Serie: 20 Jahre HR Today
HR Today wird 20 Jahre alt. Am 5. Juni 2018 feiern wir unser Jubiläum. Bis dahin blicken wir jede zweite Woche zurück auf den HR-Diskurs der vergangenen 20 Jahre. Dafür haben wir im Archiv gekramt, alte Artikel ausgegraben und uns auf die Suche gemacht nach den damaligen Protagonistinnen und Protagonisten sowie ehemaligen Chefredaktorinnen, um mit ihnen über die Entwicklungen im HR zu sprechen. Zur Übersicht
Haben die Unternehmen heute verstanden, worum es beim «Employer Branding» geht?
Ein Stück weit schon. So wollen sich alle Firmen als einzigartig und bedeutsam positionieren. Es reicht jedoch nicht, Hochglanz-Unternehmensbroschüren herzustellen und Trainee-Programme anzubieten. Es geht vermehrt um Unternehmenswerte und die Unternehmenskultur.
Wofür setzen wir uns ein? Was ist unsere Mission und wie wollen wir die Gesellschaft weiterbringen? Der Sinn der Arbeit, Freiräume und Entwicklungsmöglichkeiten sind ausschlaggebend, um loyale, zufriedene und ermächtigte Arbeitnehmende zu haben. Nur wenn diese Punkte erfüllt sind, leisten Mitarbeitende Überdurchschnittliches.
Oder ist der Fachkräftemangel eine Folge eines schlechten oder fehlenden «Employer Brandings»?
Das mag einen Einfluss haben, es gibt aber auch andere Faktoren. Wir befinden uns inmitten eines demografischen Wandels. Die Zahl der Nachwuchskräfte wird kleiner, obwohl die Nachfrage steigt. Die Unternehmen geben sich Mühe und haben ihre Marketing-Tools verbessert, allerdings haben Arbeitgeber wie auch Arbeitnehmer ihre Ansprüche erhöht.
Wenn Sie den Artikel nochmals neu schreiben könnten, was würden Sie heute ändern?
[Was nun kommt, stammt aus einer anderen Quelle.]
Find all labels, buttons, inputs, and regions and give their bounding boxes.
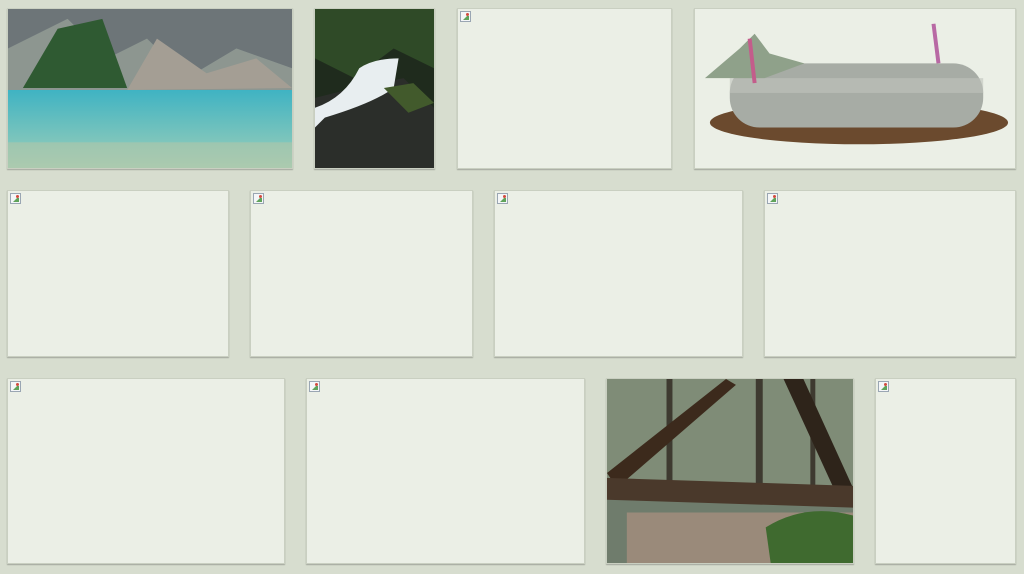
- broken-image-icon: [460, 11, 471, 22]
- gallery-tile-broken-3[interactable]: [457, 8, 672, 169]
- broken-image-icon: [767, 193, 778, 204]
- mountain-lake-image: [8, 9, 292, 168]
- gallery-tile-broken-9[interactable]: [7, 378, 285, 564]
- gallery-tile-broken-5[interactable]: [7, 190, 229, 357]
- gallery-tile-log-with-ferns[interactable]: [694, 8, 1016, 169]
- gallery-tile-broken-12[interactable]: [875, 378, 1016, 564]
- broken-image-icon: [878, 381, 889, 392]
- gallery-tile-broken-8[interactable]: [764, 190, 1016, 357]
- gallery-tile-broken-10[interactable]: [306, 378, 585, 564]
- log-with-ferns-image: [695, 9, 1015, 168]
- broken-image-icon: [10, 381, 21, 392]
- waterfall-image: [315, 9, 434, 168]
- gallery-tile-waterfall[interactable]: [314, 8, 435, 169]
- broken-image-icon: [497, 193, 508, 204]
- forest-fallen-log-image: [607, 379, 853, 563]
- gallery-tile-broken-6[interactable]: [250, 190, 473, 357]
- broken-image-icon: [253, 193, 264, 204]
- gallery-tile-broken-7[interactable]: [494, 190, 743, 357]
- gallery-tile-forest-fallen-log[interactable]: [606, 378, 854, 564]
- gallery-tile-mountain-lake[interactable]: [7, 8, 293, 169]
- broken-image-icon: [10, 193, 21, 204]
- broken-image-icon: [309, 381, 320, 392]
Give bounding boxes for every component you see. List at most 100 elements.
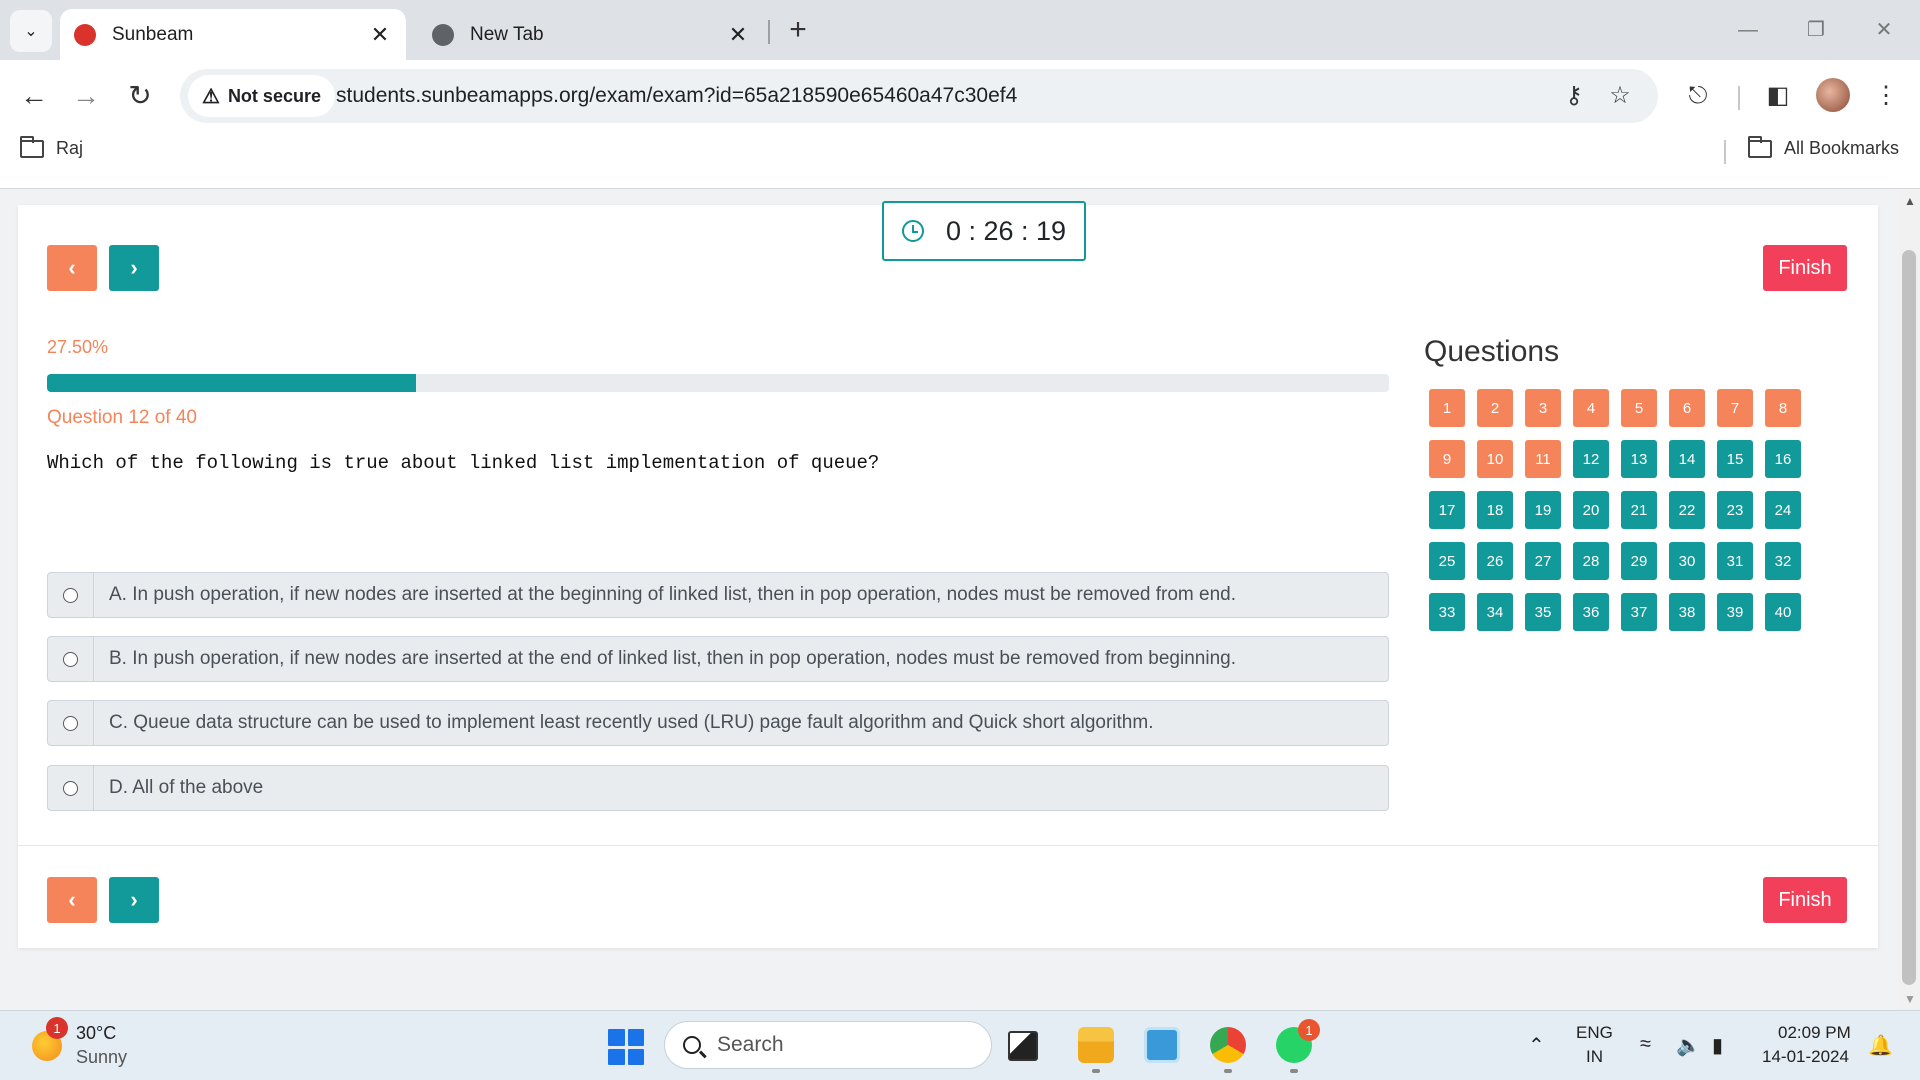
option-d[interactable]: D. All of the above (47, 765, 1389, 811)
question-nav-button[interactable]: 32 (1765, 542, 1801, 580)
address-bar[interactable]: ⚠ Not secure students.sunbeamapps.org/ex… (180, 69, 1658, 123)
question-nav-button[interactable]: 5 (1621, 389, 1657, 427)
extensions-icon[interactable]: ⎋ (1678, 76, 1718, 116)
all-bookmarks[interactable]: All Bookmarks (1748, 135, 1899, 159)
question-nav-button[interactable]: 40 (1765, 593, 1801, 631)
back-arrow-icon[interactable]: ← (14, 76, 54, 116)
wifi-icon[interactable]: ≈ (1640, 1033, 1651, 1056)
radio-button[interactable] (63, 780, 78, 796)
profile-avatar[interactable] (1816, 78, 1850, 112)
question-nav-button[interactable]: 34 (1477, 593, 1513, 631)
bookmark-raj[interactable]: Raj (20, 135, 83, 159)
page-scrollbar[interactable]: ▲ ▼ (1898, 190, 1920, 1010)
language-indicator[interactable]: ENG (1576, 1023, 1613, 1043)
forward-arrow-icon[interactable]: → (66, 76, 106, 116)
question-nav-button[interactable]: 30 (1669, 542, 1705, 580)
clock-time[interactable]: 02:09 PM (1778, 1023, 1851, 1043)
restore-icon[interactable]: ❐ (1796, 12, 1836, 48)
scrollbar-thumb[interactable] (1902, 250, 1916, 985)
question-nav-button[interactable]: 15 (1717, 440, 1753, 478)
language-region[interactable]: IN (1586, 1047, 1603, 1067)
question-nav-button[interactable]: 13 (1621, 440, 1657, 478)
weather-description[interactable]: Sunny (76, 1047, 127, 1068)
previous-question-button-bottom[interactable]: ‹ (47, 877, 97, 923)
question-nav-button[interactable]: 28 (1573, 542, 1609, 580)
window-close-icon[interactable]: ✕ (1864, 12, 1904, 48)
finish-button-bottom[interactable]: Finish (1763, 877, 1847, 923)
tab-sunbeam[interactable]: Sunbeam ✕ (60, 9, 406, 60)
close-tab-icon[interactable]: ✕ (368, 22, 392, 48)
chrome-icon[interactable] (1210, 1027, 1246, 1063)
more-menu-icon[interactable]: ⋮ (1866, 76, 1906, 116)
volume-icon[interactable]: 🔈 (1676, 1033, 1701, 1058)
option-a[interactable]: A. In push operation, if new nodes are i… (47, 572, 1389, 618)
scroll-up-icon[interactable]: ▲ (1904, 194, 1916, 208)
question-nav-button[interactable]: 36 (1573, 593, 1609, 631)
url-text[interactable]: students.sunbeamapps.org/exam/exam?id=65… (336, 84, 1017, 108)
question-nav-button[interactable]: 18 (1477, 491, 1513, 529)
question-nav-button[interactable]: 27 (1525, 542, 1561, 580)
question-nav-button[interactable]: 25 (1429, 542, 1465, 580)
weather-temperature[interactable]: 30°C (76, 1023, 116, 1044)
question-nav-button[interactable]: 26 (1477, 542, 1513, 580)
question-nav-button[interactable]: 23 (1717, 491, 1753, 529)
close-tab-icon[interactable]: ✕ (726, 22, 750, 48)
question-nav-button[interactable]: 8 (1765, 389, 1801, 427)
question-nav-button[interactable]: 17 (1429, 491, 1465, 529)
radio-button[interactable] (63, 587, 78, 603)
taskbar-search[interactable]: Search (664, 1021, 992, 1069)
question-nav-button[interactable]: 35 (1525, 593, 1561, 631)
question-nav-button[interactable]: 33 (1429, 593, 1465, 631)
question-nav-button[interactable]: 37 (1621, 593, 1657, 631)
next-question-button[interactable]: › (109, 245, 159, 291)
question-nav-button[interactable]: 22 (1669, 491, 1705, 529)
minimize-icon[interactable]: — (1728, 12, 1768, 48)
notification-bell-icon[interactable]: 🔔 (1868, 1033, 1893, 1058)
option-radio-cell[interactable] (48, 766, 94, 810)
question-nav-button[interactable]: 4 (1573, 389, 1609, 427)
finish-button[interactable]: Finish (1763, 245, 1847, 291)
question-nav-button[interactable]: 31 (1717, 542, 1753, 580)
question-nav-button[interactable]: 19 (1525, 491, 1561, 529)
star-icon[interactable]: ☆ (1604, 80, 1636, 112)
question-nav-button[interactable]: 6 (1669, 389, 1705, 427)
previous-question-button[interactable]: ‹ (47, 245, 97, 291)
question-nav-button[interactable]: 10 (1477, 440, 1513, 478)
question-nav-button[interactable]: 2 (1477, 389, 1513, 427)
tab-new-tab[interactable]: New Tab ✕ (418, 9, 764, 60)
question-nav-button[interactable]: 9 (1429, 440, 1465, 478)
question-nav-button[interactable]: 21 (1621, 491, 1657, 529)
option-radio-cell[interactable] (48, 573, 94, 617)
windows-start-icon[interactable] (608, 1029, 644, 1065)
radio-button[interactable] (63, 715, 78, 731)
question-nav-button[interactable]: 38 (1669, 593, 1705, 631)
task-view-icon[interactable] (1008, 1031, 1038, 1061)
radio-button[interactable] (63, 651, 78, 667)
option-radio-cell[interactable] (48, 701, 94, 745)
option-radio-cell[interactable] (48, 637, 94, 681)
new-tab-button[interactable]: + (780, 12, 816, 48)
next-question-button-bottom[interactable]: › (109, 877, 159, 923)
question-nav-button[interactable]: 11 (1525, 440, 1561, 478)
question-nav-button[interactable]: 12 (1573, 440, 1609, 478)
file-explorer-icon[interactable] (1078, 1027, 1114, 1063)
show-hidden-icons-icon[interactable]: ⌃ (1528, 1033, 1545, 1058)
clock-date[interactable]: 14-01-2024 (1762, 1047, 1849, 1067)
question-nav-button[interactable]: 16 (1765, 440, 1801, 478)
question-nav-button[interactable]: 14 (1669, 440, 1705, 478)
battery-icon[interactable]: ▮ (1712, 1033, 1723, 1058)
side-panel-icon[interactable]: ◧ (1758, 76, 1798, 116)
question-nav-button[interactable]: 1 (1429, 389, 1465, 427)
scroll-down-icon[interactable]: ▼ (1904, 992, 1916, 1006)
reload-icon[interactable]: ↻ (120, 76, 160, 116)
password-key-icon[interactable]: ⚷ (1558, 80, 1590, 112)
option-b[interactable]: B. In push operation, if new nodes are i… (47, 636, 1389, 682)
question-nav-button[interactable]: 20 (1573, 491, 1609, 529)
question-nav-button[interactable]: 7 (1717, 389, 1753, 427)
control-panel-icon[interactable] (1144, 1027, 1180, 1063)
question-nav-button[interactable]: 24 (1765, 491, 1801, 529)
question-nav-button[interactable]: 29 (1621, 542, 1657, 580)
question-nav-button[interactable]: 39 (1717, 593, 1753, 631)
question-nav-button[interactable]: 3 (1525, 389, 1561, 427)
option-c[interactable]: C. Queue data structure can be used to i… (47, 700, 1389, 746)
Ich würde das «Employer Branding» heute um einige Aspekte des sogenannten «Empowerments» ergänzen. Arbeitnehmende brauchen ein gewisses Mass an Autonomie, müssen Resultate aktiv beeinflussen können. Monetäre Anreize sind nach wie vor wichtig, reichen aber zur Differenzierung gegenüber anderen Arbeitgebern nicht mehr aus. Stattdessen wird Immaterielles wichtiger. Der Firmenwagen wird abgelöst durch flexible Arbeitszeitmodelle, um es überspitzt zu sagen. Mit den genannten Aspekten geht eine hohes Niveau an transparenter Information einher. Arbeitnehmer wollen wissen, wie und warum sie sich in ein Unternehmen einbringen können. Das «Empowerment»-Gefühl zu fördern, wird zu den Kernaufgaben des künftigen HRM zählen.
Zur Person
Prof. Dr. Thomas Rudolph ist Professor für Betriebswirtschaft und Marketing an der Universität St. Gallen sowie Direktor des Forschungszentrums für Handelsmanagement und des Gottlieb Duttweiler-Lehrstuhls für internationales Handelsmanagement. Zu seinen thematischen Schwerpunkten gehören das strategische Handelsmanagement, Kaufverhalten, Marktforschung, Positionierung und Profilierung von Verkaufsstellen, Cross-Channel-Management, E-Commerce, Transformation von Geschäftsmodellen und Employee Empowerment.